The two TXT type records might not look as familiar as the SOA, NS, and A type records. The TXT records are required to associate the domain entries with the Voter Client Azure Web App. Browsing to http://www.voter-demo.com or simply http://voter-demo.com brings up the Voter Client.

VoterClientAngular5_small.png

The Client sends and receives data via the Voter API, available securely at https://api.voter-demo.com.

Routing API Requests

With the Pods, Services, Ingress, and NGINX Ingress Controller created and configured, as well as the Azure Layer 4 Load Balancer and DNS Zone, HTTP requests from API consumers are properly and securely routed to the appropriate microservices. In the example below, three back-to-back requests are made to the voter/info API endpoint. HTTP requests are properly routed to one of the three Voter pod replicas using the default round-robin algorithm, as proven by the observing the different hostnames (pod names) and the IP addresses (private pod IPs) in each HTTP response.

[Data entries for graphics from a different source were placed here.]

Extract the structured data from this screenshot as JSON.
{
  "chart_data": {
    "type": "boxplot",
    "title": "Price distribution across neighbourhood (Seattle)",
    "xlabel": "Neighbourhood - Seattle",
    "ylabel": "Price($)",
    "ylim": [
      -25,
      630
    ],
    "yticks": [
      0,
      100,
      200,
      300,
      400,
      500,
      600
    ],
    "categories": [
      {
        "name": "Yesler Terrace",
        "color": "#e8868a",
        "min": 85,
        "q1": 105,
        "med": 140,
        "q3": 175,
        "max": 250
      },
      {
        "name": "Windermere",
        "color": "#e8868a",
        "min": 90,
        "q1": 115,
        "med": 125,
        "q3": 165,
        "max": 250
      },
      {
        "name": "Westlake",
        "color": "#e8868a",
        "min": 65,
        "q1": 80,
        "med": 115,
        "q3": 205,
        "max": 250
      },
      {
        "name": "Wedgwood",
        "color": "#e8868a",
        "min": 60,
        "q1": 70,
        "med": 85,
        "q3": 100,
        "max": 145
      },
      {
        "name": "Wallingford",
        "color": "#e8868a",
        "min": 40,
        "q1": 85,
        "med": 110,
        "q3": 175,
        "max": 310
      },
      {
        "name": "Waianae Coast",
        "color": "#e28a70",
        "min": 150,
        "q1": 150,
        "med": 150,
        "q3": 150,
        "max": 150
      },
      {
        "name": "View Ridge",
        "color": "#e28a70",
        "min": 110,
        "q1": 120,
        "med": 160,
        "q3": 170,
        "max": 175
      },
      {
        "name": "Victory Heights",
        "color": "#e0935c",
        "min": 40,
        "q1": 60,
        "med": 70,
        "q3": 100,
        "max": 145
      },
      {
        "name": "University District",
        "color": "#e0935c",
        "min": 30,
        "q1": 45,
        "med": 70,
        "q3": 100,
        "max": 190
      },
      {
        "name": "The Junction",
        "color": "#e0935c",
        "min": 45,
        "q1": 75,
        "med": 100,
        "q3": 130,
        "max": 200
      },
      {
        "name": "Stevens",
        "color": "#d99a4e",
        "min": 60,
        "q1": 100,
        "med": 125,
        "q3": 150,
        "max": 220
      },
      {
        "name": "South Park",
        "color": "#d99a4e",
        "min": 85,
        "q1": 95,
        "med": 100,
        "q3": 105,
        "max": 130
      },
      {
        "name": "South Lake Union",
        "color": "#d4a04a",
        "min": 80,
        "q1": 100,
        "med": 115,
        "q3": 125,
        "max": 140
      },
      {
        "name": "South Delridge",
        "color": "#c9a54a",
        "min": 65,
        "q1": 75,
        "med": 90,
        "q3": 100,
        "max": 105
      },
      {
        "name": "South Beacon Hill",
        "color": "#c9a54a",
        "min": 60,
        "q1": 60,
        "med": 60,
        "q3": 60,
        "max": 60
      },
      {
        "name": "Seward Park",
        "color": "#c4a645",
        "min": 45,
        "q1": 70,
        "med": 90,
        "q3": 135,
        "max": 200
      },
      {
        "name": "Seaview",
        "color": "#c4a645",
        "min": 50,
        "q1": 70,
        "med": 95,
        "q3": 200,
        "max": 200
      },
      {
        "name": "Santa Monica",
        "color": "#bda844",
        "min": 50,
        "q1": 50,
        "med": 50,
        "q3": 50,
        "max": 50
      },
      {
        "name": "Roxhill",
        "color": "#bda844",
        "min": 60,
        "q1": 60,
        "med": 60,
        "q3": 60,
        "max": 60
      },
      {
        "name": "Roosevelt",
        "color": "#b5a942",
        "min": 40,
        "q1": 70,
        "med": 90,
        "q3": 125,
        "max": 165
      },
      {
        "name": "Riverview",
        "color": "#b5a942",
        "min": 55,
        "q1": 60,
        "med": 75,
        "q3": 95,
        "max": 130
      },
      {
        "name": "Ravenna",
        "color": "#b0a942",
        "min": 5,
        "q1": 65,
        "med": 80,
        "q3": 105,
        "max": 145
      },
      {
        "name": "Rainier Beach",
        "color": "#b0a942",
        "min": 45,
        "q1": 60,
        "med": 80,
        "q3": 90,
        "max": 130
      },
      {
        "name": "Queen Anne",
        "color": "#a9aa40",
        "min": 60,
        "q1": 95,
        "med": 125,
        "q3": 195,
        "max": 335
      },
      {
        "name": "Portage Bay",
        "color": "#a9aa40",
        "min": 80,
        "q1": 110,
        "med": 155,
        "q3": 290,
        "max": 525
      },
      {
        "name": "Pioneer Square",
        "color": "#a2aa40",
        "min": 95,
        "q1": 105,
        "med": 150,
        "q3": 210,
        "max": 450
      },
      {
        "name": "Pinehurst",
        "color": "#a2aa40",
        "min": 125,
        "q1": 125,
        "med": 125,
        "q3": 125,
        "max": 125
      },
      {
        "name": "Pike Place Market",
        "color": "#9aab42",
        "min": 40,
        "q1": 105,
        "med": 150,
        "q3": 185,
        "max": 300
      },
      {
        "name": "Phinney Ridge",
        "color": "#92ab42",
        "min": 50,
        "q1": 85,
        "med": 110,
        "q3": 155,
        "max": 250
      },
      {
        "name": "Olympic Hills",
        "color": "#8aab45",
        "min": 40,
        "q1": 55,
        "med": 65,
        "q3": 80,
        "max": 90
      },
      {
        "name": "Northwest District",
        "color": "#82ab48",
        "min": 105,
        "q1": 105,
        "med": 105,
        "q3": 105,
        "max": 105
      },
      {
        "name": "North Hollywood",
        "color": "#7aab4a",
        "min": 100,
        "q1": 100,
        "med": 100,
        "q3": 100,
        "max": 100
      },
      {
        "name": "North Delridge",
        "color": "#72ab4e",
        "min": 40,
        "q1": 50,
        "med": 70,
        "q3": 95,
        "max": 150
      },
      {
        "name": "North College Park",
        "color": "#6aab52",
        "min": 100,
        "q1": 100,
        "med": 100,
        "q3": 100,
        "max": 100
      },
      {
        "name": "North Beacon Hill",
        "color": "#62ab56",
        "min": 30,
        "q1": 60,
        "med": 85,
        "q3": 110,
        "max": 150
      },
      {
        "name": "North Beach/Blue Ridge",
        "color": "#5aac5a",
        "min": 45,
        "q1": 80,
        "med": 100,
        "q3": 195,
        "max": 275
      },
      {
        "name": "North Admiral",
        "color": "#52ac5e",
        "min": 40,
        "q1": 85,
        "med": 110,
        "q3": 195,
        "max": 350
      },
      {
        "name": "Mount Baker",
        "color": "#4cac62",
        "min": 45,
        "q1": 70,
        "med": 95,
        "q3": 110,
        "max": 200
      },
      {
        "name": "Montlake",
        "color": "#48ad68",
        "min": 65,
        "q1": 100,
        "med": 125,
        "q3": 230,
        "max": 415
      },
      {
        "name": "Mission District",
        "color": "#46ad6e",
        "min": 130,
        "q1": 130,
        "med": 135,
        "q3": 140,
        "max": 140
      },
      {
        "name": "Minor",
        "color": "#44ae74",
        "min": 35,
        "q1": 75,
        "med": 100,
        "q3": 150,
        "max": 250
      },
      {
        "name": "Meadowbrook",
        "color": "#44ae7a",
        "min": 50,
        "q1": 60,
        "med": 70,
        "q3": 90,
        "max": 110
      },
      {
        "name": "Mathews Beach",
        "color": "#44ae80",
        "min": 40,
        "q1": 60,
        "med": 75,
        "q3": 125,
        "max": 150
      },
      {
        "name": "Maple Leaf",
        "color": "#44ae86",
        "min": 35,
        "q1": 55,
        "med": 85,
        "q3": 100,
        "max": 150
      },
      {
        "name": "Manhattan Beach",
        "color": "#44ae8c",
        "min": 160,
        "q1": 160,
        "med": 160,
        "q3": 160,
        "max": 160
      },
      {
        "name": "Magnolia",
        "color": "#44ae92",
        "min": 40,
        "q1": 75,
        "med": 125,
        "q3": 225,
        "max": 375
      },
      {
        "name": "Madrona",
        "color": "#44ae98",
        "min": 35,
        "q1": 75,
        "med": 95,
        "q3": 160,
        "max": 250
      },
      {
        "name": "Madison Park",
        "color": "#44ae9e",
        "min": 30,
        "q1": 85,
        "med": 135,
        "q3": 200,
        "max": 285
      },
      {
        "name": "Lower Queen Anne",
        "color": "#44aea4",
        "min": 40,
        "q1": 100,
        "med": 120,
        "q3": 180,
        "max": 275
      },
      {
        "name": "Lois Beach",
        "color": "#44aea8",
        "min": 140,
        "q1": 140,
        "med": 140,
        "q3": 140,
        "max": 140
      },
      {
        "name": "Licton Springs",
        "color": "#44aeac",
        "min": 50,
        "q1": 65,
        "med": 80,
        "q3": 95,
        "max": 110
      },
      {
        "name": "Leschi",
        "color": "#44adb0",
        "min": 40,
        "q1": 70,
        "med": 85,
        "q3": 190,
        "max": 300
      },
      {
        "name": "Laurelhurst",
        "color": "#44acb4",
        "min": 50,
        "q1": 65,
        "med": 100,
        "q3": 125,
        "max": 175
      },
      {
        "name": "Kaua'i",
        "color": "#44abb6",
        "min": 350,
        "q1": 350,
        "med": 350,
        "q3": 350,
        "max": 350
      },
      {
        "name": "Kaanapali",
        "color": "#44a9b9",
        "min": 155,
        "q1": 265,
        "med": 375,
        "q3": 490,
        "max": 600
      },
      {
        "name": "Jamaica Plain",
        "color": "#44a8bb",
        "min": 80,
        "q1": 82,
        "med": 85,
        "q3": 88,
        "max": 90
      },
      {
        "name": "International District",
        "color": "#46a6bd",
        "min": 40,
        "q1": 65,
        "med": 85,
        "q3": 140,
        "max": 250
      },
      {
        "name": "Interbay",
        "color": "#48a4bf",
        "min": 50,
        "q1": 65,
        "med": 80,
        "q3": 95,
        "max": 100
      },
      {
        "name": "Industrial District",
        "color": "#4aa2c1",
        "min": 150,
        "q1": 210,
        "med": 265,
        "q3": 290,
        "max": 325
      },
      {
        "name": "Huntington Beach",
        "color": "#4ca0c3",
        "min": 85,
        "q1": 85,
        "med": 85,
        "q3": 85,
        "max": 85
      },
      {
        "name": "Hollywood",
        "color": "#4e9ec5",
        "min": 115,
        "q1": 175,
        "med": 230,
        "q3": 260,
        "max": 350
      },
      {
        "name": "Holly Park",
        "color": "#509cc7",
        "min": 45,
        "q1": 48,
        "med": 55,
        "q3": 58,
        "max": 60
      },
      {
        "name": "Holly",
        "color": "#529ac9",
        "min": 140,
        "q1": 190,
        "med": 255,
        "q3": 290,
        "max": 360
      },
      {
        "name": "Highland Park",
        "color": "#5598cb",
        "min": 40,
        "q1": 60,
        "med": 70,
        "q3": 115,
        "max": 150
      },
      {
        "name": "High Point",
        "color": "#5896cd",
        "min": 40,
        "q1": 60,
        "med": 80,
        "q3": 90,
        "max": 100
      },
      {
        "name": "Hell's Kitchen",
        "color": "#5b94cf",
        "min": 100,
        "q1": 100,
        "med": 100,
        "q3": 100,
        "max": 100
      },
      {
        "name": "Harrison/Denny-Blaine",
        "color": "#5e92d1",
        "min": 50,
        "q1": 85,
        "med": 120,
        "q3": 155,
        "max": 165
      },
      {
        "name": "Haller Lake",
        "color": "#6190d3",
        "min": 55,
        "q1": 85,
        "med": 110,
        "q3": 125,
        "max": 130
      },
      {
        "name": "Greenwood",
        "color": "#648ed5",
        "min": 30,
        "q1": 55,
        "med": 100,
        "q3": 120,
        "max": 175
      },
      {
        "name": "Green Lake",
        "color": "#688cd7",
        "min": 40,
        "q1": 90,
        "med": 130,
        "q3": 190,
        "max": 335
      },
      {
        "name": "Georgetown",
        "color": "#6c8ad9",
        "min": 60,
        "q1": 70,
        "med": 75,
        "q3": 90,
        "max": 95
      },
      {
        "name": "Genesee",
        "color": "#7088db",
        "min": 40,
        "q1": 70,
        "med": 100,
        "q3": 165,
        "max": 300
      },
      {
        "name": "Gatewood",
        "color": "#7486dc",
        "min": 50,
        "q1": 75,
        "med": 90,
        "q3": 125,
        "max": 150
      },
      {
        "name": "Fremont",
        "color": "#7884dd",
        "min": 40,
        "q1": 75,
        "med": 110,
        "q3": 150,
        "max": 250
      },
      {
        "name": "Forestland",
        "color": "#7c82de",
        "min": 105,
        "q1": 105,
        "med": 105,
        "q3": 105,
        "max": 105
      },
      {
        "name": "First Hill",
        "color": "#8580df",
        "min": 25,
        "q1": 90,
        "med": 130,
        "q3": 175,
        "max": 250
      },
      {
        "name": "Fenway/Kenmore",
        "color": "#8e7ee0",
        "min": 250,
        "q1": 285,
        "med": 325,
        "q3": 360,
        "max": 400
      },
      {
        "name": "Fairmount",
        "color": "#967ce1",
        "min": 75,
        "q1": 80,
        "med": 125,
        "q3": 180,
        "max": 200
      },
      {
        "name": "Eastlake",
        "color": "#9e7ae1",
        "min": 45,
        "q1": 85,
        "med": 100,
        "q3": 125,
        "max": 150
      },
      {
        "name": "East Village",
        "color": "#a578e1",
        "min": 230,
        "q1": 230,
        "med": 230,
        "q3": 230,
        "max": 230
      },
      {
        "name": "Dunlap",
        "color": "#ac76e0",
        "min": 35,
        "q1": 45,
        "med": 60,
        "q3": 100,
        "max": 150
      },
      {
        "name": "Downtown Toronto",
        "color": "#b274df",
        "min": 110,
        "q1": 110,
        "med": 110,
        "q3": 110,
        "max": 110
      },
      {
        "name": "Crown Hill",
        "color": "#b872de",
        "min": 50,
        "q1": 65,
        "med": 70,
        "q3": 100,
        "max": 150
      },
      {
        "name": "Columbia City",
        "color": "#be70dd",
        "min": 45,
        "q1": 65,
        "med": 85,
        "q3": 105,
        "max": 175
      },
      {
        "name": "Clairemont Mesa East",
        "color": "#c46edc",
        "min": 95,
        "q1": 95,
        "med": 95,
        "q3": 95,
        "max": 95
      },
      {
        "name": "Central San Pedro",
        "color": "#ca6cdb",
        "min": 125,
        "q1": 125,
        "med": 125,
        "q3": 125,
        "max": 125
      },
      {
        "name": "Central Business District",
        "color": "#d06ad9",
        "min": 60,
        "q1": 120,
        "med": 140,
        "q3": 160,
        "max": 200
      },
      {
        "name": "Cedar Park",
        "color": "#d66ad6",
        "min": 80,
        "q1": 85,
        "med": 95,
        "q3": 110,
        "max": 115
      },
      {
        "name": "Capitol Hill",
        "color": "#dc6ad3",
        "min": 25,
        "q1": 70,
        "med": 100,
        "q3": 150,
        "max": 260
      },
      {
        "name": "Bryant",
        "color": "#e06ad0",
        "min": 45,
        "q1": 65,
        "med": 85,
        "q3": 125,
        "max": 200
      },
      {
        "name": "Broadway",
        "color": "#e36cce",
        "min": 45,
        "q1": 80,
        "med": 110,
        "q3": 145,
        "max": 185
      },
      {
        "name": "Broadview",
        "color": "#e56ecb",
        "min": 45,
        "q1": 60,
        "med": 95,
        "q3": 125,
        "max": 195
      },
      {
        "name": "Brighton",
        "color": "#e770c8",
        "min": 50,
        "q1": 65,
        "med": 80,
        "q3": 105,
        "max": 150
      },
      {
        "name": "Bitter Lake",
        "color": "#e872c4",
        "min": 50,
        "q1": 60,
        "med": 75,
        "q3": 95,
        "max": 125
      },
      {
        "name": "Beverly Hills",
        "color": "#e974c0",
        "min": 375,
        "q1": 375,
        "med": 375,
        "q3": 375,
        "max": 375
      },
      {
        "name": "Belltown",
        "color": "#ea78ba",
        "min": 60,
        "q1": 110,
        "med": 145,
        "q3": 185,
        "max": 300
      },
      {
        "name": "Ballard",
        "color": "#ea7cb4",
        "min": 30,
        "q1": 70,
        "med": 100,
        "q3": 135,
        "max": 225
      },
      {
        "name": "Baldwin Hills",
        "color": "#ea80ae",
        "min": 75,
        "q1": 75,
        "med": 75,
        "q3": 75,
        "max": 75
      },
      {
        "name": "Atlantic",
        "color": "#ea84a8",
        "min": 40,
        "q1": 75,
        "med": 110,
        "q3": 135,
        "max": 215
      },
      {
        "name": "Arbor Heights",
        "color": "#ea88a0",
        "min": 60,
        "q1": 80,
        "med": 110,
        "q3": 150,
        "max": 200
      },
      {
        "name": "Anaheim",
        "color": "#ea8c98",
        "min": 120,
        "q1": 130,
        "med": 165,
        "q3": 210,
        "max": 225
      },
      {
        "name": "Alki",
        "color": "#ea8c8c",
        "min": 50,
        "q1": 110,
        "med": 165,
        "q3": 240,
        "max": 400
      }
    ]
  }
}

AKS_013B_LoadBalancingReplicaSets.PNG

Final Architecture

Shown below is the final Voter API Azure architecture. To simplify the diagram, I have deliberately left out the three microservice’s ClusterIP-type Services, the three default back-end application pods, and the default back-end application’s ClusterIP-type Service. All resources shown below are within the single East US Azure region, except DNS, which is a global resource.

kub-aks-v10-small.png

Shown below is the new Azure Resource Group created by Azure during the AKS provisioning process. The Resource Group contains the various resources required to support the AKS cluster, NGINX Ingress Controller, and the Voter API. Necessary Azure resources were automatically provisioned when I provisioned AKS and when I created the new Voter API and NGINX resources.

AKS_006_FinalRG

In addition to the Resource Group above, the original Resource Group contains the AKS Container Service resource itself, Service Bus, Cosmos DB, and the DNS Zone resource.

AKS_007_FinalRG

The Voter Client Web App, consisting of the Azure App Service and App Service plan resource, is located in a third, separate Resource Group, not shown here.

Cleaning Up AKS

A nice feature of AKS, running a az aks delete command will delete all the Azure resources created as part of provisioning AKS, the API, and the Ingress Controller. You will have to delete the Cosmos DB, Service Bus, and DNS Zone resources, separately.

az aks delete \
  --name cluser_name_goes_here \
  --resource-group resource_group_name_goes_here

Conclusion

Taking advantage of Kubernetes with AKS, and the array of Azure’s enterprise-grade resources, the Voter API was shifted from a simple Docker architecture to a production-ready solution. The Voter API is now easier to manage, horizontally scalable, fault-tolerant, and marginally more secure. It is capable of reliably supporting dozens more microservices, with multiple replicas. The Voter API will handle a high volume of data transactions and event messages.

There is much more that needs to be done to productionalize the Voter API on AKS, including:

  • Add multi-region failover of Cosmos DB
  • Upgrade to Service Bus Standard or Premium Tier
  • Optimized Azure VMs and storage for anticipated traffic volumes and application-specific workloads
  • Implement Kubernetes RBAC
  • Add Monitoring, logging, and alerting with Envoy or similar
  • Secure end-to-end TLS communications with Itsio or similar
  • Secure the API with OAuth and Azure AD
  • Automate everything with DevOps – AKS provisioning, testing code, creating resources, updating microservices, and managing data

All opinions in this post are my own, and not necessarily the views of my current or past employers or their clients.